Wednesday, March 11, 2015

Kung Fu animals

Many styles of Chinese Boxing (aka kung fu or gong fu) have origin stories based around the observation of animal movements and fighting styles. This notion has been popularized in the Kung Fu Panda animated movie and its sequels.

Many kung fu styles incorporate aspects of multiple animals, with specific animals
  • identified with specific techniques, or entire "sets"
  • taken to embody a particular of mindset and/or physical characteristics
In drawing on the animal heritage of kung fu it is helpful to learn more about the nature of the animals in question. Ways to do so include:
  • Visiting a zoo for direct observation
  • Watching nature documentaries and clips
  • Learning about the cultural significance of the animals
And, of course, go practice and pay attention to what you find!

* * *

In Hung Kuen chinese boxing (and other styles) the main five animals are:
  • Tiger (trains bones): sheer power, prowling, connection to the Earth, ultimate predator, claws
  • Crane (sinews): balance and grace, light footwork, wings, beak, little claws
  • Leopard (strength): speed, unusual angles of attack, no blocking, leaping, claws
  • Snake (qi): adaptability, fluidity, precise attacks, bite
  • Dragon (spirit): combines aspects of the other animals, mysterious, omni-directional, powerful twisting, wings, tail, claws
A Tiger posture

The Five Animal Frolics is a qigong based on a different set of five animals (with tiger and crane in the overlap): bear, tiger, monkey, crane, and deer.

Other animals of note include the praying mantis, monkey, and eagle. 

Xing Yi features ten to twelve animals, depending on lineage.


Mark Deacon said...

Ive done preying mantis kung fu in the past before doing a more modern sports style of martial arts and opening my own club I'd like to get back to trying a more traditional form again. Is there any you would suggest I should try that may complement my Sports Martial Arts Background?

Daniel Prager said...

Hi Mark

Thanks for stopping by. If I were in your shoes I'd take the opportunity to look at a wide variety of options within your area, and use your experience and judgement. You'll probably want to try something very different from your base art, e.g. something that emphasises throwing and grappling, or maybe a weapons-system. Having trained extensively in a particular system, your reflexes and patterns of movement will take a while to "loosen up" in order to take on something different. Good luck!

Jordan said...

Very interesting post on the significance of animals in martial arts. I do like watching the fighting styles and then the animal in action side by side - the inspiration becomes pretty obvious then. Thanks for sharing! said...

Kung-Fu has a certain majestic vibe that surrounds every style.

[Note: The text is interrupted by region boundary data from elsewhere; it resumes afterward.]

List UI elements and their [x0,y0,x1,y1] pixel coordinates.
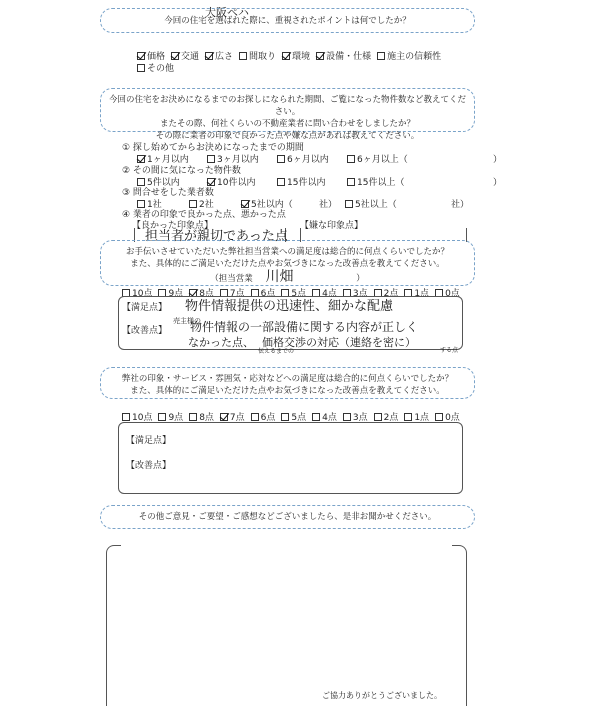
staff-name: 川畑 [265,269,294,285]
question-5: その他ご意見・ご要望・ご感想などございましたら、是非お聞かせください。 [100,505,475,529]
question-4: 弊社の印象・サービス・雰囲気・応対などへの満足度は総合的に何点くらいでしたか？ また、具体的にご満足いただけた点やお気づきになった改善点を教えてください。 [100,367,475,399]
q1-option[interactable]: その他 [137,61,174,74]
question-1-text: 今回の住宅を選ばれた際に、重視されたポイントは何でしたか？ [164,16,411,26]
box1-good-text: 物件情報提供の迅速性、細かな配慮 [185,299,394,314]
box1-bad-text2: なかった点、 [188,336,254,349]
q1-options-row2 [137,61,180,74]
box1-bad-text3: 価格交渉の対応（連絡を密に） [262,336,416,349]
q1-option[interactable]: 広さ [205,49,233,62]
q1-options-row1 [137,49,447,62]
box2-bad-label: 【改善点】 [126,461,172,471]
q1-option[interactable]: 間取り [239,49,276,62]
sub2-title: ② その間に気になった物件数 [122,166,241,176]
score1-options: 10点 9点 8点 7点 6点 5点 4点 3点 2点 1点 0点 [122,286,466,299]
score2-options: 10点 9点 8点 7点 6点 5点 4点 3点 2点 1点 0点 [122,410,466,423]
box1-good-label: 【満足点】 [122,303,168,313]
question-2: 今回の住宅をお決めになるまでのお探しになられた期間、ご覧になった物件数など教えてください。 またその際、何社くらいの不動産業者に問い合わせをしましたか？ その際に業者の印象で良かった点や嫌な点があれば教えてください。 [100,88,475,132]
free-comment-right-bracket [452,545,467,706]
sub3-options: 1社 2社 5社以内（ 社） 5社以上（ 社） [137,197,469,210]
free-comment-left-bracket [106,545,121,706]
q1-option[interactable]: 交通 [171,49,199,62]
sub1-options: 1ヶ月以内 3ヶ月以内 6ヶ月以内 6ヶ月以上（ ） [137,152,502,165]
q1-option[interactable]: 環境 [282,49,310,62]
sub1-title: ① 探し始めてからお決めになったまでの期間 [122,143,304,153]
q1-option[interactable]: 施主の信頼性 [377,49,441,62]
header-note: 大阪ペハ [205,6,249,19]
sub4-bad-label: 【嫌な印象点】 [300,221,364,231]
q1-option[interactable]: 設備・仕様 [316,49,371,62]
sub4-good-label: 【良かった印象点】 [132,221,214,231]
question-3: お手伝いさせていただいた弊社担当営業への満足度は総合的に何点くらいでしたか？ また、具体的にご満足いただけた点やお気づきになった改善点を教えてください。 （担当営業 川畑 ） [100,240,475,286]
q1-option[interactable]: 価格 [137,49,165,62]
box1-bad-text1: 物件情報の一部設備に関する内容が正しく [190,320,419,334]
sub4-good-text: 担当者が親切であった点 [145,229,288,244]
footer-text: ご協力ありがとうございました。 [322,691,442,700]
box1-bad-small: 伝えるまでの [258,348,295,355]
question-1 [100,8,475,33]
sub4-title: ④ 業者の印象で良かった点、悪かった点 [122,210,286,220]
box1-bad-small2: する点 [440,347,459,354]
box1-bad-prefix: 売主様の [173,317,201,325]
box1-bad-label: 【改善点】 [122,326,168,336]
sub3-title: ③ 問合せをした業者数 [122,188,214,198]
sub2-options: 5件以内 10件以内 15件以内 15件以上（ ） [137,175,502,188]
box2-good-label: 【満足点】 [126,436,172,446]
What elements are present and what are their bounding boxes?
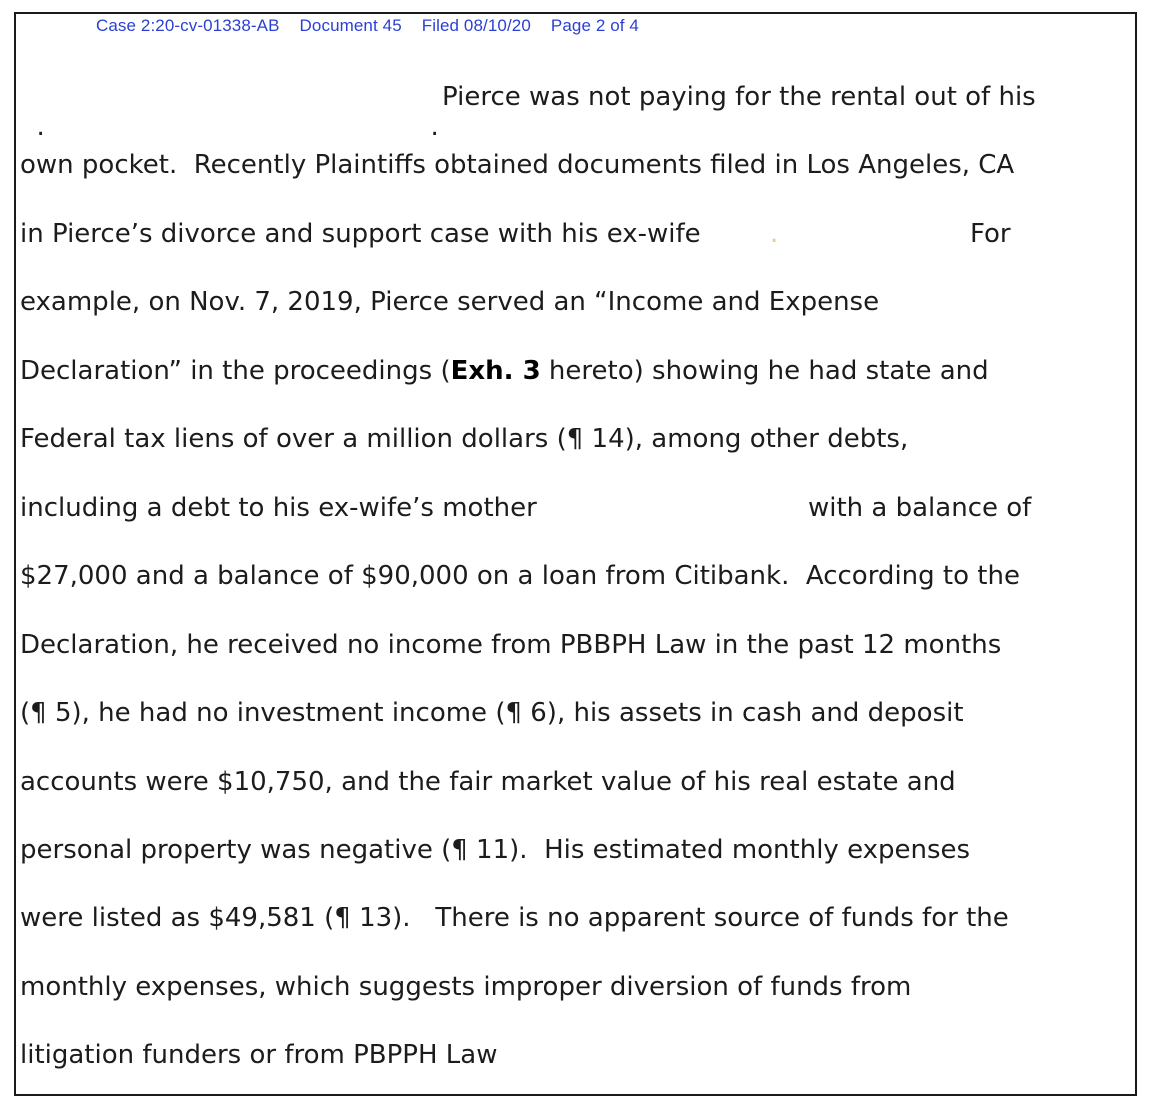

A few years ago i was lucky enough to be invited to a small temple and there I sit and watched a Kung-Fu master practice his tiger style. It was truly an amazing experience, the peaceful and calm demeanor that they projected with very few words was quite refreshing.

Kouhei Tsukuda said...

I've always found the animal styles a fascinating aspect of Kung-Fu. Another interesting aspect are the legends of how the animal styles evolved.

Sometimes, a trained practitioner would observe the movements of a particular animal, or try to include some aspect of its nature or its attacks in his style of combat.

At other times, a martial artist might just becomes very impressed with the effectiveness of an animal in combat. For example, when I was younger, my master would tell me a story of how a mantis fought off a dog. Very impressive, considering the relative sizes of the two creatures.

Anonymous said...

Do you find students are more interested in traditional martial arts these days or more the MMA craze?
Soke Joe

Dan Prager said...

Hi Joe

It's a mix, and no doubt it always has been. The MMA craze is popularizing martial arts today as the judo, Bruce Lee, karate, Jackie Chan, and no doubt other crazes have in the past.

I think it's important for schools to be clear on what they offer and what they don't. In my case, if someone primarily wants to do MMA or other competitive martial arts, I advise them to look elsewhere.

If they want to learn self-defence, study traditional technique with practical applications, develop as a person by learning and teaching, and challenge themselves mentally and physically, chances are they'll fit right in!